Unfortunately, a kayak fisherman must high-stick his rod to lead fish close enough to land. Initially, many kayak fishermen used slow-action rods to ease the strain. But as they joined the quest for increased casting distance, they began reexamining fast taper rods.
In my quest for increased casting distance while fishing from a kayak, I have been using fast fip spinning rods in 6-foot-6, 7-foot and 7-foot-6 models with either a split or 1-piece cork grip. Some fishermen say the split grip is more sensitive. But the 1-piece grip fits my hand better. I also use a lighter rod to take advantage of the stiffer mid-section. With standard-taper rods, I use those rated for eight to 16 pounds. But with fast-tip rods, I prefer the lighter action of 6- to 14-pound rods.

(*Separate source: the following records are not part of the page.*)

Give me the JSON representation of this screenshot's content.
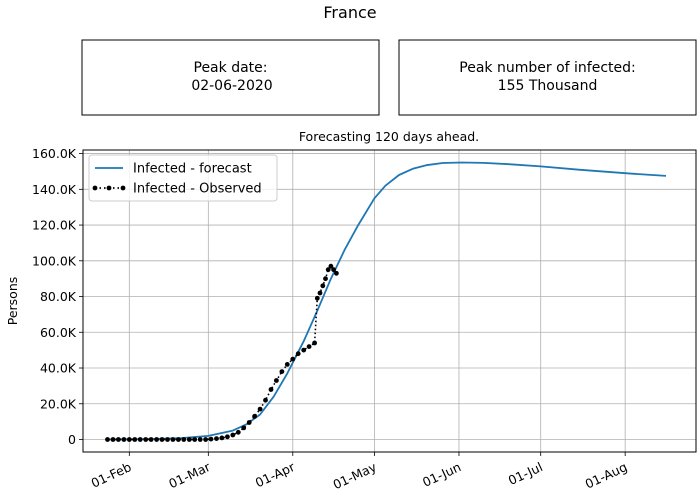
{
  "title": "France",
  "peak_date_box": {
    "label": "Peak date:",
    "value": "02-06-2020"
  },
  "peak_number_box": {
    "label": "Peak number of infected:",
    "value": "155 Thousand"
  },
  "chart_data": {
    "type": "line",
    "subtitle": "Forecasting 120 days ahead.",
    "ylabel": "Persons",
    "xlabel": "",
    "ylim": [
      -7000,
      162000
    ],
    "yticks": [
      {
        "value": 0,
        "label": "0"
      },
      {
        "value": 20000,
        "label": "20.0K"
      },
      {
        "value": 40000,
        "label": "40.0K"
      },
      {
        "value": 60000,
        "label": "60.0K"
      },
      {
        "value": 80000,
        "label": "80.0K"
      },
      {
        "value": 100000,
        "label": "100.0K"
      },
      {
        "value": 120000,
        "label": "120.0K"
      },
      {
        "value": 140000,
        "label": "140.0K"
      },
      {
        "value": 160000,
        "label": "160.0K"
      }
    ],
    "xlim": [
      "2020-01-15",
      "2020-08-27"
    ],
    "xticks": [
      {
        "value": "2020-02-01",
        "label": "01-Feb"
      },
      {
        "value": "2020-03-01",
        "label": "01-Mar"
      },
      {
        "value": "2020-04-01",
        "label": "01-Apr"
      },
      {
        "value": "2020-05-01",
        "label": "01-May"
      },
      {
        "value": "2020-06-01",
        "label": "01-Jun"
      },
      {
        "value": "2020-07-01",
        "label": "01-Jul"
      },
      {
        "value": "2020-08-01",
        "label": "01-Aug"
      }
    ],
    "grid": true,
    "legend": "top-left",
    "series": [
      {
        "name": "Infected - forecast",
        "style": "solid",
        "color": "#1f77b4",
        "x": [
          "2020-01-24",
          "2020-02-01",
          "2020-02-10",
          "2020-02-20",
          "2020-03-01",
          "2020-03-10",
          "2020-03-15",
          "2020-03-20",
          "2020-03-25",
          "2020-03-30",
          "2020-04-05",
          "2020-04-10",
          "2020-04-15",
          "2020-04-20",
          "2020-04-25",
          "2020-05-01",
          "2020-05-05",
          "2020-05-10",
          "2020-05-15",
          "2020-05-20",
          "2020-05-26",
          "2020-06-02",
          "2020-06-10",
          "2020-06-20",
          "2020-07-01",
          "2020-07-15",
          "2020-08-01",
          "2020-08-16"
        ],
        "y": [
          0,
          100,
          300,
          800,
          2000,
          5000,
          8500,
          14000,
          24000,
          37000,
          55000,
          72000,
          90000,
          106000,
          120000,
          135000,
          142000,
          148000,
          151500,
          153500,
          154700,
          155000,
          154800,
          154000,
          152800,
          151000,
          149000,
          147500
        ]
      },
      {
        "name": "Infected - Observed",
        "style": "dotted-markers",
        "color": "#000000",
        "x": [
          "2020-01-24",
          "2020-01-26",
          "2020-01-28",
          "2020-01-30",
          "2020-02-01",
          "2020-02-03",
          "2020-02-05",
          "2020-02-07",
          "2020-02-09",
          "2020-02-11",
          "2020-02-13",
          "2020-02-15",
          "2020-02-17",
          "2020-02-19",
          "2020-02-21",
          "2020-02-23",
          "2020-02-25",
          "2020-02-27",
          "2020-02-29",
          "2020-03-02",
          "2020-03-04",
          "2020-03-06",
          "2020-03-08",
          "2020-03-10",
          "2020-03-12",
          "2020-03-14",
          "2020-03-16",
          "2020-03-18",
          "2020-03-20",
          "2020-03-22",
          "2020-03-24",
          "2020-03-26",
          "2020-03-28",
          "2020-03-30",
          "2020-04-01",
          "2020-04-03",
          "2020-04-05",
          "2020-04-07",
          "2020-04-09",
          "2020-04-10",
          "2020-04-11",
          "2020-04-12",
          "2020-04-13",
          "2020-04-14",
          "2020-04-15",
          "2020-04-16",
          "2020-04-17"
        ],
        "y": [
          0,
          0,
          0,
          0,
          0,
          0,
          0,
          0,
          0,
          0,
          0,
          0,
          0,
          0,
          0,
          0,
          0,
          0,
          0,
          200,
          500,
          900,
          1500,
          2500,
          4000,
          6500,
          9500,
          13000,
          17000,
          22000,
          28000,
          33000,
          38000,
          42000,
          45000,
          48000,
          50000,
          52000,
          54000,
          79000,
          82000,
          86000,
          90000,
          95000,
          97000,
          95000,
          93000
        ]
      }
    ]
  }
}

Proper line/leader combo can eliminate broken rod tips
I found enough additional casting distance when trying the fast tip rods to keep using them. But I couldn’t accept the fact I would occasionally break a tip. So I began experimenting with lines and leaders. I developed a leader system that allows me to use the positive aspects of the fast-tip rod, while mitigating some of the strain created when high-sticking the rod to land a fish.
My line-and-leader combination uses braided line and a monofilament leader. Yep, you read that correctly; mono. I will not argue that fluorocarbon is the most-invisible leader material. But dull-green mono is right behind. And dull-gray mono is a close third in being less visible. Mono stretches, while fluorocarbon doesn’t. I use dull-green or gray mono that is one weight stronger than the braid — for example, 10-pound braid and 12-pound mono.
It’s similar to the shock leader a surf fisherman uses. It is long enough to reach from the lure, through all the guides and wrap around the spool of the reel twice. This allows the flex and stretch of the mono to absorb all of the stress of casting. It also uses the stretch to create that rubber-band effect that boosts the initial acceleration of the lure. This equates to faster lure speeds and longer casts. As fly fishermen realized, this can be done with a shorter casting action. And that action helps when fishing around docks or other structure or under tree limbs in a creek or stream.
Surgeon’s Knot is good for joining braided line to mono
The stretch of the mono also works to cushion and protect the strain on the rod when high-sticking a fish to get it those last few inches to a net or gaff. It isn’t flawless, but it helps a lot. And it’s been a long time since I broke a rod.
Braided line is smaller in diameter and goes through the air easier, especially in cross-situations. This same trait allows the braided line to cut through the water more easily and creates less deflection from currents while working a lure. The six to eight feet of mono is not enough to seriously negate the sensitivity of braided line. With the combination of the high-modulus graphite rod and braided line, you can still almost feel the fish deciding to bite. Be assured that if it touches the lure, you know!
Several knots will work to join the mono and braid. I prefer the Surgeon’s Knot, but add one more pass through the loop before snugging the knot. This gives an extra cushion to the knot and adds strength, while preventing slip and not increasing the diameter of the knot. It holds very well. I can’t remember a knot failure.
While this rod-and-leader combination was designed to add distance and increase durability while kayak fishing, I have found it does the same things while fishing from a boat. I believe you’ll find that also.
NOTE: Don’t use this leader system when fishing in flooded marsh grass or under docks. The long leader is more likely to be cut than a shorter one.